Chapter 46 - Asisten

Makan malam mereka dihiasi dengan suasana yang tidak menyenangkan. Setelah kejadian sebelumnya, tentu saja mereka semua sudah merasa tidak nafsu makan. Anya hanya memain-mainkan sendoknya tanpa menyuapkan makanan itu ke dalam mulutnya.

Harris juga tidak ikut malam malam dengan mereka karena ia ingin segera menyelidiki apa yang terjadi. Meski Hana menyuruhnya untuk makan terlebih dahulu, ia memutuskan untuk langsung berangkat.
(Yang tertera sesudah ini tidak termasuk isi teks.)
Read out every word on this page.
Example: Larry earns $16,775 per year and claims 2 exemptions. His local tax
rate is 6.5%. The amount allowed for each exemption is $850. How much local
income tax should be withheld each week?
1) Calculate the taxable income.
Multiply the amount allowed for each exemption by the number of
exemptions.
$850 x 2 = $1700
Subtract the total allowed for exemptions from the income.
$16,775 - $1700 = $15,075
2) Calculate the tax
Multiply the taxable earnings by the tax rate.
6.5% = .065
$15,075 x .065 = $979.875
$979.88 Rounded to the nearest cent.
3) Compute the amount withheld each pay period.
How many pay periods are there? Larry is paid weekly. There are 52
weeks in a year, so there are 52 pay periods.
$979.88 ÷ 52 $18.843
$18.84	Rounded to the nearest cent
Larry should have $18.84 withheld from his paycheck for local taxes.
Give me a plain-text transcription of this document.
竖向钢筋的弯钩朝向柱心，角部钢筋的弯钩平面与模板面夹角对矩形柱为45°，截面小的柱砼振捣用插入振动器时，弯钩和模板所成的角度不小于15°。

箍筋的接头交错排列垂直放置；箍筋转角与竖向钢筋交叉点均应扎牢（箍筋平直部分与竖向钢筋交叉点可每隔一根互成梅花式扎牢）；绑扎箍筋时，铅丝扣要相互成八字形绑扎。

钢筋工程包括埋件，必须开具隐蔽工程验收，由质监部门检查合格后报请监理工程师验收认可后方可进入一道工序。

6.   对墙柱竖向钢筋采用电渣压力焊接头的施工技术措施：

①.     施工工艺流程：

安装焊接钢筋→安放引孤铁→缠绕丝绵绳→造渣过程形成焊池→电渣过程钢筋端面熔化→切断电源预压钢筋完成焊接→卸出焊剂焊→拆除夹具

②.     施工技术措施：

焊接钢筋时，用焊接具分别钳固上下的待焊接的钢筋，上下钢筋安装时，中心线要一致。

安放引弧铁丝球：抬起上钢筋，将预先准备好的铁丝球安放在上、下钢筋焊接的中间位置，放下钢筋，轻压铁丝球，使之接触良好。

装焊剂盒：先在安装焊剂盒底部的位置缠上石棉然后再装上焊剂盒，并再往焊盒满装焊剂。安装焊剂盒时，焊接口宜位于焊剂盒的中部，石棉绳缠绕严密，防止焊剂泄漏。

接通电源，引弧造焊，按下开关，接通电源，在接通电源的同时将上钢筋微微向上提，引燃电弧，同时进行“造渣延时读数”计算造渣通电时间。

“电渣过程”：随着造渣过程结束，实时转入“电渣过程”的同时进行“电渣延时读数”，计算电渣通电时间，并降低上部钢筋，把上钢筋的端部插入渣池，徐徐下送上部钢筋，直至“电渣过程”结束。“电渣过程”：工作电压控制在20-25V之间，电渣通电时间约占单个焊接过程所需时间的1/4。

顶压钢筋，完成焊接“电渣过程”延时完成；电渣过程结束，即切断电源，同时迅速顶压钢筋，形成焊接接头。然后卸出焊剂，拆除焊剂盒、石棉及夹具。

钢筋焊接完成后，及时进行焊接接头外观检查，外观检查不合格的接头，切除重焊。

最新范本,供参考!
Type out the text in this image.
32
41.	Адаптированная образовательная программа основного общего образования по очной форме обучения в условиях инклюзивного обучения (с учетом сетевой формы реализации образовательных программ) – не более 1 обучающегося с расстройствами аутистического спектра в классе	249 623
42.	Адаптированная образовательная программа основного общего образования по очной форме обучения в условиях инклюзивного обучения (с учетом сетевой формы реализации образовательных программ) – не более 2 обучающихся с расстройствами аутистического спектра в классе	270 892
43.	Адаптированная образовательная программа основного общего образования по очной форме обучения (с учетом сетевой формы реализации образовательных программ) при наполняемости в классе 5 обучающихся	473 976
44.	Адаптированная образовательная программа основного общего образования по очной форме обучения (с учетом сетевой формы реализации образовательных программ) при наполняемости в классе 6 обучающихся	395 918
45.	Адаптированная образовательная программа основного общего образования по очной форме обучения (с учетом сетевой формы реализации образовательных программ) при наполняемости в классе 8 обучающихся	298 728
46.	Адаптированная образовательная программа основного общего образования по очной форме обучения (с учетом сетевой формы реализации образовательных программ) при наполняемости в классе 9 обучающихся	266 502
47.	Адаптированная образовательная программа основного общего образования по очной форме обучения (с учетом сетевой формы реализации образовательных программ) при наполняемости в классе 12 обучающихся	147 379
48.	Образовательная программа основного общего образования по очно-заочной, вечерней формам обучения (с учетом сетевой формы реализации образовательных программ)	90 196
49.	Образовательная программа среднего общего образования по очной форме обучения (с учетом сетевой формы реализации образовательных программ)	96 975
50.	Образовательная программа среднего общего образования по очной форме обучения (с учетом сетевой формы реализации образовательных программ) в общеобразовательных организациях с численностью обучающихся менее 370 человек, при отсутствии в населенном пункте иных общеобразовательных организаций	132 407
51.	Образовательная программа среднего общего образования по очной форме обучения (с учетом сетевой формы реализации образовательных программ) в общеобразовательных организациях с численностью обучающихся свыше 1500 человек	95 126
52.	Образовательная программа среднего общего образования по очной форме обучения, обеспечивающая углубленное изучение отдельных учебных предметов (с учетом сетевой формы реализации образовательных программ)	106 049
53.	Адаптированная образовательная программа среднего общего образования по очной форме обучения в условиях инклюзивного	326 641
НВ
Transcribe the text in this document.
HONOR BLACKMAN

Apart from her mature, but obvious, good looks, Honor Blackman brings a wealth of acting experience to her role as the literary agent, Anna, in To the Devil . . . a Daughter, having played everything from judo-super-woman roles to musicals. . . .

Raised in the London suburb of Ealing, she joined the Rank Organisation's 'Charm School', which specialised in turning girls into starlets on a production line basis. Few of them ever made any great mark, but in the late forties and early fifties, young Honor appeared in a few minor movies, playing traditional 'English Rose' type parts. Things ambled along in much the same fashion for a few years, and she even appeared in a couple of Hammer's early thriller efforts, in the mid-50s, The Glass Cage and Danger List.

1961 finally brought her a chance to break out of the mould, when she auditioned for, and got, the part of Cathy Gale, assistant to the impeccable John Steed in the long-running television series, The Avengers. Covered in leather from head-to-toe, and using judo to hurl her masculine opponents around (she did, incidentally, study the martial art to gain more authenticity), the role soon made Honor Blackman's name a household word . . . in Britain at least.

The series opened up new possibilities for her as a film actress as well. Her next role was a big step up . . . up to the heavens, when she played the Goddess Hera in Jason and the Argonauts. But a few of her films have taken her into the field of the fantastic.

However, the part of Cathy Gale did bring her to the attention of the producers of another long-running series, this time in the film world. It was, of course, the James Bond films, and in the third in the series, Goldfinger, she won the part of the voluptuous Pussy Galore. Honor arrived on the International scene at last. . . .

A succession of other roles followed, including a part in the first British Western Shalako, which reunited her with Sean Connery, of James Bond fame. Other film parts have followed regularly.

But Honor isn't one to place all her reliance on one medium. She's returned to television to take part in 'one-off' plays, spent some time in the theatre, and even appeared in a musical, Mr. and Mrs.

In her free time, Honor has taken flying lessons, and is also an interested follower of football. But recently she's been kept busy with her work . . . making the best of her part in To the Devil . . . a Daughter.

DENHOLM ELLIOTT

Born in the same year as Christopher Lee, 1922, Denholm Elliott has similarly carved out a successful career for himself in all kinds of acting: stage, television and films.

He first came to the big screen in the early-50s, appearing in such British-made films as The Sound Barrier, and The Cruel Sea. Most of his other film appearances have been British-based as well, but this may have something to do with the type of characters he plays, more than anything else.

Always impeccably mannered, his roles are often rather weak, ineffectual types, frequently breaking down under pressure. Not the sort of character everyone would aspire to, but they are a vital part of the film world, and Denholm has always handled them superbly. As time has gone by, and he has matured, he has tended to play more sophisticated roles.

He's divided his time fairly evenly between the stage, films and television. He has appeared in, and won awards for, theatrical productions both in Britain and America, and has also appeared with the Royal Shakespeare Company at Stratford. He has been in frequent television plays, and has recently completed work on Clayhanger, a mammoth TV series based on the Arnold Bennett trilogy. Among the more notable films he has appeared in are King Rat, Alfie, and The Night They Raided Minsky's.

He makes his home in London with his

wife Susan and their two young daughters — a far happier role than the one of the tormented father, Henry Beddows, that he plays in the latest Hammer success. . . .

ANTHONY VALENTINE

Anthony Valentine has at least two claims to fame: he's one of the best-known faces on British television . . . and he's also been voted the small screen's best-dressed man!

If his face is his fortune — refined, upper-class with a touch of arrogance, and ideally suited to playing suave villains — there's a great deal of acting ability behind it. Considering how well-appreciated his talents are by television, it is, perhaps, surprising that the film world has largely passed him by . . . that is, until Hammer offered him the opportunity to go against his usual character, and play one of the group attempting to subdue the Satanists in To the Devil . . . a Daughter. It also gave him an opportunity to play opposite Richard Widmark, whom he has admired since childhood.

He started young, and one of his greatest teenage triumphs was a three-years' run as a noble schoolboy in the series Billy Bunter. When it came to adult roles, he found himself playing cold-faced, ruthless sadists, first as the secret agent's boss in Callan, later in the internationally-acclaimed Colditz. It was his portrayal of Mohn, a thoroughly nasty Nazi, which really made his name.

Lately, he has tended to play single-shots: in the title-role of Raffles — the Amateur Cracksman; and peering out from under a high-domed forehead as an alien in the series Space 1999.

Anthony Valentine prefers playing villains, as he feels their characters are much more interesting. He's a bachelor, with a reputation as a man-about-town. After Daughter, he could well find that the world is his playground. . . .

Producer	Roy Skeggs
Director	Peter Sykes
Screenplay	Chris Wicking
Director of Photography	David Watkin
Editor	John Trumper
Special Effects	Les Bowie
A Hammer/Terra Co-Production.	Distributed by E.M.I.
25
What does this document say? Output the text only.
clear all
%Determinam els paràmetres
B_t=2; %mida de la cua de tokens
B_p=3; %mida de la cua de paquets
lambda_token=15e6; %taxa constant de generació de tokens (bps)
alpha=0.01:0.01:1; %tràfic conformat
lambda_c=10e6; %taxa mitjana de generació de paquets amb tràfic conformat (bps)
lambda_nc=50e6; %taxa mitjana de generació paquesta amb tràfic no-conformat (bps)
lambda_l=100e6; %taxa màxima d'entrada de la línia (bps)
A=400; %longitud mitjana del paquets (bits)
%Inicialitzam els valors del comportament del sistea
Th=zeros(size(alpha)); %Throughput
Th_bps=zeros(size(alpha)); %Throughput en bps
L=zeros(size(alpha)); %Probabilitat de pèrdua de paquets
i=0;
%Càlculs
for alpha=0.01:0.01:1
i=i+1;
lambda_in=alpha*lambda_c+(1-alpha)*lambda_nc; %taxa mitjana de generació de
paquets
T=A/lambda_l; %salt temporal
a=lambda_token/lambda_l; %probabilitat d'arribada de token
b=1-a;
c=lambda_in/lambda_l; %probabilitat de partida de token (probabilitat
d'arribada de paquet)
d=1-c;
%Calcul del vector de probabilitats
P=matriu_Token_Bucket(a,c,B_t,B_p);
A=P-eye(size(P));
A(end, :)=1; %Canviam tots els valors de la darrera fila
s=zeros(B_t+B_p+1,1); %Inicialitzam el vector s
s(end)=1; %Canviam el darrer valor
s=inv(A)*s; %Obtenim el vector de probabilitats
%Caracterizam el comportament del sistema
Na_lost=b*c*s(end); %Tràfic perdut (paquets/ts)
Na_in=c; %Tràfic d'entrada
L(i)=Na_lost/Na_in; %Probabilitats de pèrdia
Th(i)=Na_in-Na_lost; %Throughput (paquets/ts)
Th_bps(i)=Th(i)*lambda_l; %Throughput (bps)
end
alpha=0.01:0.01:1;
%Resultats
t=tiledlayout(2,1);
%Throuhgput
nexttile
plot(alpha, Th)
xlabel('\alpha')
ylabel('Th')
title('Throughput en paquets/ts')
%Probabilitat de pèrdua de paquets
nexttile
Setelah makan malam, Anya dan Aiden duduk di ruang keluarga sambil bersantai. Anya melanjutkan membaca buku. Televisi di ruangan itu tetap menyala, menyiarkan berita-berita terkini. Suaranya seolah membantu menyelimuti keheningan di rumah tersebut. Sementara itu, Aiden memejamkan mata tetapi sambil mendengarkan berita dari televisi.

Tiba-tiba saja, telepon Anya berbunyi.

Anya terkejut saat mendengar suara telepon. Siapa yang tiba-tiba saja meneleponnya? Apakah itu ayahnya?

"Mengapa tidak diangkat?" tanya Aiden. Ia merasa sedikit terganggu dengan suara telepon tersebut. Entah terganggu karena suara telepon itu atau karena ada seseorang yang menelepon Anya.

"Aku akan menerima teleponnya dulu," jawab Anya. Ia hendak bangkit berdiri dan menerima telepon itu di tempat lain agar tidak mengganggu Aiden. Namun, sebelum Anya bisa berdiri, Aiden berkata sambil tetap memejamkan matanya, "Angkat saja di sini."

Mendengar hal itu, Anya kembali duduk dan mengangkat telepon tersebut.

"Halo," jawabnya.

"Selamat malam, apa benar ini Anya Tedjasukmana?" suara orang yang tak dikenalnya terdengar dari ujung telepon.

"Iya benar. Dengan siapa saya berbicara?" tanya Anya.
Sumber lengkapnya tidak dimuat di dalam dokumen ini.